Artgenossen als Nahrungsquelle

Menschliche Knochen mit Schnittmarken verraten, dass Neandertaler sowie ältere Frühmenschenarten Menschenfleisch verzehrten. Besonders häufig könnte dies beim Homo antecessor der Fall gewesen sein. Dieser vor rund 850.000 Jahren lebende Frühmensch hat in der berühmten spanischen Fundstätte Atapuerca besonders viele Belege kannibalistischer Speisepläne hinterlassen.

Die Neandertaler waren eine faszinierende Spezies. Einerseits umhegten sie kranke und behinderte Gruppenmitglieder und bestatteten ihre Toten. Andererseits mordtene, verstümmelten und aßen sie ihresgleichen.

In der troisième caverne (der dritten Höhle) von Goyet im Weiler Goyet in der belgischen Gemeinde Gesves wurden insgesamt 101 Knochen von Neandertalern geborgen, für die ein Alter zwischen 45.000 und 41.000 Jahren ermittelt wurde.

Auf den Knochen entdeckte man Schnittspuren, die als Hinweis auf eine Dekarnation – also Entfleischung – und auf Kannibalismus interpretiert werden. Es ist der größte Fund mit Schnitt- und Schlagspuren in Nordeuropa.

Frauen und Kinder wurden Opfer früher Kannibalen

„Der Kannibalismus der Neandertaler könnte eine breite Palette von Motiven umfassen, von Überlebensstrategien über zwischenartliche Konkurrenz bis zu einem rituellen Kontext“, schreiben Quentin Cosnefroy von der Universität Bordeaux und seine Kollegen im Fachjournal „Scientific Reports“.
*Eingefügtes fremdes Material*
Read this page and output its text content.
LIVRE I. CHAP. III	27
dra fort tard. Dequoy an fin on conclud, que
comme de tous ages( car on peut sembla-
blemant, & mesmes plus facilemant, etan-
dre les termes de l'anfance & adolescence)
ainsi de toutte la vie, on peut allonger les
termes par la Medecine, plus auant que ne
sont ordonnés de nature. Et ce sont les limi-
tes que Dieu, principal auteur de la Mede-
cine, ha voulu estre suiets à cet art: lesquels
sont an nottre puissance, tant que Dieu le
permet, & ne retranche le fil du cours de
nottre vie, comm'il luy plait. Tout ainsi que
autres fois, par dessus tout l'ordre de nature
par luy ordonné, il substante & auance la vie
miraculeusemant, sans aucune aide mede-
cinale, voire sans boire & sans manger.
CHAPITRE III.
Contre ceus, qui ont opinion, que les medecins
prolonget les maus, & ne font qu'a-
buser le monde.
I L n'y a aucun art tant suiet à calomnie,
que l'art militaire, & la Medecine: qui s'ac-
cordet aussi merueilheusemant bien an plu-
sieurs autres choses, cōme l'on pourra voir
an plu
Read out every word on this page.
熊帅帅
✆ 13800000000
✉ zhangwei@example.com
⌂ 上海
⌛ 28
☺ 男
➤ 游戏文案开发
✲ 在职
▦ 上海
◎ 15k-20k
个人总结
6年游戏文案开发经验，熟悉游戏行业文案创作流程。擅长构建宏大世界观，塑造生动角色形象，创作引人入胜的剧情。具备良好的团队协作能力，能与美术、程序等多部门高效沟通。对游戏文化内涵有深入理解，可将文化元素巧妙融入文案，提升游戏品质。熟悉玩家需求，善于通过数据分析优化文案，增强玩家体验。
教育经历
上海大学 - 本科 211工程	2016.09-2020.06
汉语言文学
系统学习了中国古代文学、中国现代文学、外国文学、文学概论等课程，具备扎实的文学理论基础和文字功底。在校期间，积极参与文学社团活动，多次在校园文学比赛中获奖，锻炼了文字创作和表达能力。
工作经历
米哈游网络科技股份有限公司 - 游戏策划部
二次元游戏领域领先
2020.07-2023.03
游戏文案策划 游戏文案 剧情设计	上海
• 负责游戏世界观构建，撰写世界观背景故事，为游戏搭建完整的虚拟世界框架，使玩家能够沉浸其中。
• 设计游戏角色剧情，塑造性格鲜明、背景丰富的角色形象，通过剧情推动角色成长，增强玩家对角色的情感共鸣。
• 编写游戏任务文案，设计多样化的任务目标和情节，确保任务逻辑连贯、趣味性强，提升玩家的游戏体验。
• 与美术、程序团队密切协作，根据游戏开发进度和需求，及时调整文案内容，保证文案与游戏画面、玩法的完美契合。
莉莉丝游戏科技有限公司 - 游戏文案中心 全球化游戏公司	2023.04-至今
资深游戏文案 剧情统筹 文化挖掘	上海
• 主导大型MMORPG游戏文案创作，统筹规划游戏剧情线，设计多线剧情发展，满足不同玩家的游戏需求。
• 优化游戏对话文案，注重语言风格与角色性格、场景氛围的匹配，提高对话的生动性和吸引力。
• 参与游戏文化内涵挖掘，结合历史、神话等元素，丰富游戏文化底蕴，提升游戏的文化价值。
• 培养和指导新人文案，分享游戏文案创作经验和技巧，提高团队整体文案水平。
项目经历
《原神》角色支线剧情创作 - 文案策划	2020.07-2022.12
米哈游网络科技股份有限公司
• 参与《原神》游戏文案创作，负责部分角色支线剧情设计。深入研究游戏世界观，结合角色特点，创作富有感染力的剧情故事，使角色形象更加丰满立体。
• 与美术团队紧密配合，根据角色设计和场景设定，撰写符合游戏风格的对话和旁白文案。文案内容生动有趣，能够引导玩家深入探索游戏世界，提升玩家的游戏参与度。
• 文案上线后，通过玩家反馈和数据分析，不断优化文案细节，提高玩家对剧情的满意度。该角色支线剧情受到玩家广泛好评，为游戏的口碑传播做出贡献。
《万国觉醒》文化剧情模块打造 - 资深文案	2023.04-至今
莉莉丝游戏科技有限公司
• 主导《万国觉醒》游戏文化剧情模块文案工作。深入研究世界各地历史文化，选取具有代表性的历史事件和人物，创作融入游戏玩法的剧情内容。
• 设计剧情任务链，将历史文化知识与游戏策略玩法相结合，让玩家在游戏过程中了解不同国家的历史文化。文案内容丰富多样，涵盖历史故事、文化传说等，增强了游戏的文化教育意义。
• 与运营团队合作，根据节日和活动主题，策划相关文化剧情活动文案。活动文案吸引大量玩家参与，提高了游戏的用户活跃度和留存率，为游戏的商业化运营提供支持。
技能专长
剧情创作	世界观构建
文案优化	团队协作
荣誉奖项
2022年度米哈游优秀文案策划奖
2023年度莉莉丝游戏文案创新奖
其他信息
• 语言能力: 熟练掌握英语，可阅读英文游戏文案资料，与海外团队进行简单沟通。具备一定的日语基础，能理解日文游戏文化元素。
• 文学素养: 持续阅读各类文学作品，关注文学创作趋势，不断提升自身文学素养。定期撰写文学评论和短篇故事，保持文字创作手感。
Highly selective cannibalism in the Late Pleistocene of Northern Europe reveals Neandertals were targeted prey https://t.co/8dDuXya6p1pic.twitter.com/WbaEJnFRQ4 — Scientific Reports (@SciReports) December 2, 2025

Sie haben die Relikte der in Goyet kannibalisierten Neandertaler nun noch einmal genauer untersucht, um mehr über sie und die möglichen Beweggründe ihrer Schlachtung zu erfahren. Die Knochenstücke mit den Kannibalismus-Spuren stammen demnach von mindestens vier jüngeren Frauen und zwei Kindern – einem halbwüchsigen Jungen und einem Kleinkind, wie anatomische und genetische Analysen ergeben haben.

Von fremder Herkunft und zierlicher Statur

„Diese Resultate sprechen dafür, dass die Toten von Goyet eine absichtliche Auswahl von Individuen darstellen und dies nicht bloß zufällig Gestorbene aus dieser Neandertaler-Population waren“, schreiben die Paläoanthropologen.

Zudem stammten die Opfer nicht aus der Umgebung, sondern waren fremder Herkunft. „Die Neandertaler aus Goyet sprechen demnach für exo-kannibalistische Praktiken“, berichten die Forscher. Dies meint eine Art von Kannibalismus, bei dem Angehörige fremder Gruppen getötet und verzehrt werden. Die getöteten Frauen stammten aus derselben Gegend, waren aber nicht miteinander verwandt.

Zudem zeigen die Analysen der Knochen, dass sämtliche aufgefressen Frauen klein gewachsen und zierlich gebaut waren. So waren die Beinknochen deutlich dünner und fragiler als für Neandertaler dieser Zeit üblich.

„Wir können daher spekulieren, dass die Neandertaler von Goyet nicht nur wegen ihrer Herkunft zu Kannibalismus-Opfern wurden, sondern dass sie im Rahmen einer gezielten Jagd auf grazile, kleingewachsene Frauen und Heranwachsende getötet wurden“, erläutern die Wissenschaftler.

Wurden die Opfer gezielt aus rivalisierenden Gruppen ausgesucht?

Den Paläoanthropologen zufolge könnte hinter dieser Selektion nicht nur Hunger gestanden haben. Denn in derselben Fundschicht der Goyet-Höhle gab es auch zahlreiche Tierknochen. Sie vermuten deshalb, dass eine Konkurrenz und Konflikte zwischen Neandertaler-Gruppen der Grund für den Exo-Kannibalismus gewesen sein könnte.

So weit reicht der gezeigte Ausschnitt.